Inside Volatility Arbitrage : The Secrets of Skewness
read some of it.. not much to read... its all Math.. its a book of no practical use to me... if you haven't taken and become proficient in calculus.. it will be completely worthless... alot of these books just pretty much say.. you can price it like this .... or you can price it like this...... its like just a containerization of the math and really nothing else... it doesn't say SHIT past that.. annoying as hell... i'm sure at some point after a few more math classes some of this stuff will make intuitive sense to me .. and i'll find more use for it..
I naturally question everything so I do question the math thing. Like you I never took calculus and we don't have community colleges and or an adult education culture of any sort here. I thought of hiring a college kid or international school teacher to teach me calculus but held back.
My thoughts are;
1) if calculus is the root of successful options trading, then those who are great at this would make a killing all the time.

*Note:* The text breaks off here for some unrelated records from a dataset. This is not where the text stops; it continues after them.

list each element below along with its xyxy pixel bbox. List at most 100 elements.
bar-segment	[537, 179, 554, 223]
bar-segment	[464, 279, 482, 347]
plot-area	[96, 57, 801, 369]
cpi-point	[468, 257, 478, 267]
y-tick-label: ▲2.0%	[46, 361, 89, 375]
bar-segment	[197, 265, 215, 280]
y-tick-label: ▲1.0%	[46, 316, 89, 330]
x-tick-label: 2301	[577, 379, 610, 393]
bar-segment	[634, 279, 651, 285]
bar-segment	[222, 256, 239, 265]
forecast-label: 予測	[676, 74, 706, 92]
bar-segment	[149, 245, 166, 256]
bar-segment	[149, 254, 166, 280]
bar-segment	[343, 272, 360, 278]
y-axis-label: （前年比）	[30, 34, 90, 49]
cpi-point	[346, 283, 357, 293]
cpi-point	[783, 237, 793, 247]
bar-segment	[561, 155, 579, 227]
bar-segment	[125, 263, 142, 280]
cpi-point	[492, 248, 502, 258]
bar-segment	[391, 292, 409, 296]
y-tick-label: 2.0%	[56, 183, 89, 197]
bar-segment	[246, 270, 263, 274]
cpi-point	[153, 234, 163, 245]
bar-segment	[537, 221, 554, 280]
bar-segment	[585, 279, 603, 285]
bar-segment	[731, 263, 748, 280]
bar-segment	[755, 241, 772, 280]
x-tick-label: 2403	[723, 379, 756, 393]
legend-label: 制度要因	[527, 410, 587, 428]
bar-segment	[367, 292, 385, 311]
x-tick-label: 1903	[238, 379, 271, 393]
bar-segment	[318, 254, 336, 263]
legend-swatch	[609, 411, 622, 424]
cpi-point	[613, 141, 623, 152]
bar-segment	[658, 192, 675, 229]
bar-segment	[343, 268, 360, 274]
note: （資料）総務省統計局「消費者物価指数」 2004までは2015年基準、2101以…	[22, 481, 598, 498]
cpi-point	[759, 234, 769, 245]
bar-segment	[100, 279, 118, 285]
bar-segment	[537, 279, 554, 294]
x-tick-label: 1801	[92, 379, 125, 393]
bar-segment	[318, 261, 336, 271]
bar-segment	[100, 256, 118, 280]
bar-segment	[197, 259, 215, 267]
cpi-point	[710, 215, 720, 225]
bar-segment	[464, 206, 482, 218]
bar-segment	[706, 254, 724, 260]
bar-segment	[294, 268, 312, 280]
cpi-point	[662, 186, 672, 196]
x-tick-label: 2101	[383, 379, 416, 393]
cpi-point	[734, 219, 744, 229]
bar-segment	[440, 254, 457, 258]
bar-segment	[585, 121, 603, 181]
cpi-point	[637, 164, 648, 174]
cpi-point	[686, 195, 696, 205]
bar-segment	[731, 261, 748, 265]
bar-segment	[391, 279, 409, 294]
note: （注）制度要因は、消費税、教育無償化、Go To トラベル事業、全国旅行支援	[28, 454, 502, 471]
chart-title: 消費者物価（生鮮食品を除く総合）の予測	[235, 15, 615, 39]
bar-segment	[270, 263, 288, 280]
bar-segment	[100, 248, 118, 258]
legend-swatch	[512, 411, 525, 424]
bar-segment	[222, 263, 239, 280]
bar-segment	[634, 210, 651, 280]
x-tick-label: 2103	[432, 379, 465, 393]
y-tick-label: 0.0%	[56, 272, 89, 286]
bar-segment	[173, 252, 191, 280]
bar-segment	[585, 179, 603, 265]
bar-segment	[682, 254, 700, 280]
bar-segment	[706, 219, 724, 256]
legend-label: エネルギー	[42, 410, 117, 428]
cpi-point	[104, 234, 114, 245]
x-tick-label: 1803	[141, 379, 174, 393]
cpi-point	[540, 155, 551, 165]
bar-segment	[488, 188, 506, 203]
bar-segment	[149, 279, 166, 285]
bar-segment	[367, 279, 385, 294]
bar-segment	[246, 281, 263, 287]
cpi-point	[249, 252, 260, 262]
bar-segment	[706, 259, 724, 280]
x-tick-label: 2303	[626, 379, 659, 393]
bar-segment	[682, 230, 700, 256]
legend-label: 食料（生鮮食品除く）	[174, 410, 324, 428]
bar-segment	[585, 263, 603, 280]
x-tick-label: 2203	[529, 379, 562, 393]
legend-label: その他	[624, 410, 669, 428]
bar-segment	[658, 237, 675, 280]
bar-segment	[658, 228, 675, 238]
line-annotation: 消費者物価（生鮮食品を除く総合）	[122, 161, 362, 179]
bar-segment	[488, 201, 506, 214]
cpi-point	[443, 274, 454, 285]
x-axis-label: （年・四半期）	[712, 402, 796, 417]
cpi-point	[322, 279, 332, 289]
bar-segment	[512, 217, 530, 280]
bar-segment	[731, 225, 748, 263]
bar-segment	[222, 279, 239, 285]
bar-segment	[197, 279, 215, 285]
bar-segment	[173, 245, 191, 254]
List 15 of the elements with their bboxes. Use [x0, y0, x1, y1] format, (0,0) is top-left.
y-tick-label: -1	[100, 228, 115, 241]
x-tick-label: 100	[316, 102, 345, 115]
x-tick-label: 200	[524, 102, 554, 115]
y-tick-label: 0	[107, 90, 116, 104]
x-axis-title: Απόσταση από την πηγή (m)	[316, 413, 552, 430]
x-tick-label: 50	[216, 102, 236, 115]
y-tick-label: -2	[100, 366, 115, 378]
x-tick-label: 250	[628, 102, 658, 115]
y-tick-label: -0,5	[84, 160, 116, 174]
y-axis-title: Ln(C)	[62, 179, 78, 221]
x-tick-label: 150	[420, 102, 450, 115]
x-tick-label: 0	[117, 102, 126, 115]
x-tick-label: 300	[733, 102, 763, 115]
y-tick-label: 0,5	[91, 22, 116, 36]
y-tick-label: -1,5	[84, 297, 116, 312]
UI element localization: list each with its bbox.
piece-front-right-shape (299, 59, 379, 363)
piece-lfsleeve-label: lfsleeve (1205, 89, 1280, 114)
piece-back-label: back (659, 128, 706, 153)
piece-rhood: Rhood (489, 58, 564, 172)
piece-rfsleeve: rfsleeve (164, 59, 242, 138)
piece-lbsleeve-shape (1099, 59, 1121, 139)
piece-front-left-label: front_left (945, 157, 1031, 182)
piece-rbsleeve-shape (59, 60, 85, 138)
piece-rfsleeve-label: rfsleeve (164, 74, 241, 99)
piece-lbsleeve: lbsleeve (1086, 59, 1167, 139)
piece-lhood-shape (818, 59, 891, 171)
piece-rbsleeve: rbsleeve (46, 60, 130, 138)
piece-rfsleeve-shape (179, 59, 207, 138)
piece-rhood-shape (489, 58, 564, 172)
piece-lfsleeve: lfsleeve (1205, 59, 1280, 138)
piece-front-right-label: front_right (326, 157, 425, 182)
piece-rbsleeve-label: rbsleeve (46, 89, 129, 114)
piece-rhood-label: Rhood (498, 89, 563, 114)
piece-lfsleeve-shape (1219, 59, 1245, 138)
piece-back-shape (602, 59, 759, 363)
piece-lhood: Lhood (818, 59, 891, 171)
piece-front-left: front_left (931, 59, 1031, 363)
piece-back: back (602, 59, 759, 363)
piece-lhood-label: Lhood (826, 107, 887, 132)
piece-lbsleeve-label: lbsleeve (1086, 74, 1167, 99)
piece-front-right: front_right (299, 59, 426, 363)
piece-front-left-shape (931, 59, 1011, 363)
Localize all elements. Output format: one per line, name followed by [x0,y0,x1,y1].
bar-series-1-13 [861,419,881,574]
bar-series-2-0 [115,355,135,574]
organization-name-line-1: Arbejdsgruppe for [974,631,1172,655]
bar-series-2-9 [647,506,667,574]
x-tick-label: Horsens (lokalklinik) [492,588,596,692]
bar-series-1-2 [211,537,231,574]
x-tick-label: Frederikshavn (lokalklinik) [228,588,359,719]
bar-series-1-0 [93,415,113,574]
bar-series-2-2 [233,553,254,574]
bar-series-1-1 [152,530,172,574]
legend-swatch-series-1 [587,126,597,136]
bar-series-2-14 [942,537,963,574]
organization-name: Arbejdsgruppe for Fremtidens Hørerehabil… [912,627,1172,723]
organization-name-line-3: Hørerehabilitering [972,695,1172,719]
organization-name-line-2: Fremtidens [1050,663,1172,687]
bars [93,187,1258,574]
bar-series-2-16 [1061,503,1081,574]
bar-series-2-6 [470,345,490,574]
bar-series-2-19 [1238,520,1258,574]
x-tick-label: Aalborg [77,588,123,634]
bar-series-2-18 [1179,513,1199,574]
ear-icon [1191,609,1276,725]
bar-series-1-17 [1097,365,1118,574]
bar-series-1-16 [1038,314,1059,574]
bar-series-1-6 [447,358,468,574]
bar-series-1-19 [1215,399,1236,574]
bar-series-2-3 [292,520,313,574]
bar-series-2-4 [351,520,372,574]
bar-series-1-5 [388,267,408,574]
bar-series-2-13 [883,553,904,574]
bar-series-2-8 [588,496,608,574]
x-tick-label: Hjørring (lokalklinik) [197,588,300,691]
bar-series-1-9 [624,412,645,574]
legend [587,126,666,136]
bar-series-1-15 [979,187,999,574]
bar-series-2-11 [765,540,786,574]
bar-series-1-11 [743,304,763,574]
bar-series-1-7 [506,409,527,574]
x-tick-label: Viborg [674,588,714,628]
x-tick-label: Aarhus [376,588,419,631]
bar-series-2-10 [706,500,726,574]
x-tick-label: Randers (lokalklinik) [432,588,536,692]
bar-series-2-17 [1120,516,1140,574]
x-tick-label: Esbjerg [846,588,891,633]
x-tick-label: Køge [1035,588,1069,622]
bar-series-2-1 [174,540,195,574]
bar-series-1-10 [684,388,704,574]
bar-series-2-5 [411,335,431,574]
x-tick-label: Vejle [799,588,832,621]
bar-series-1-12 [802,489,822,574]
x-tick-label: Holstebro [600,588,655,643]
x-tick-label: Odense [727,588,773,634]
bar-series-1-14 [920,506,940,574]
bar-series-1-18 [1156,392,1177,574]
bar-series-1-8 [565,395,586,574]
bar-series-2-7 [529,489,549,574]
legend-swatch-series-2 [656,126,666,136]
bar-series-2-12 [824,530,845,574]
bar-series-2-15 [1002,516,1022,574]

This does not happen.
2) the math wizards will always have the edge over me.
3) making money in options is something quite separate from the ability to understand esoteric concepts. Notice people like Natenberg, McMillian, Sinclair et al do not see the need to baffle you with bullshit in their books. Just clear simple explanations of how to trade stuff like volatility, ie. what really matter in practical terms.
Bottom line is options pricing ie the market does not adhere to models. Yes I do look at the Greeks every day, but I have zero expectation that my spreads will price as per the models, because volatility is constantly changing and the models assume fixed volatility. Hell I have spreads with +2 theta and I never get that on anything remotely close to a steady rate. Nothing happens for 3 days then the underlying lurches and I make 6 in 1 day.
So I am leaning towards focusing more on practical aspects of trading, eg what is historical IV, what percentile is current IV in that data set given that volatility is mean reverting in the long term. How is the skew now compared to typically?
For this stuff you don't need the high level math, just a great grasp of numbers and statistics, and I'm pretty comfortable in that terrain.
Sorry for the essay in your thread, just want to share my thoughts.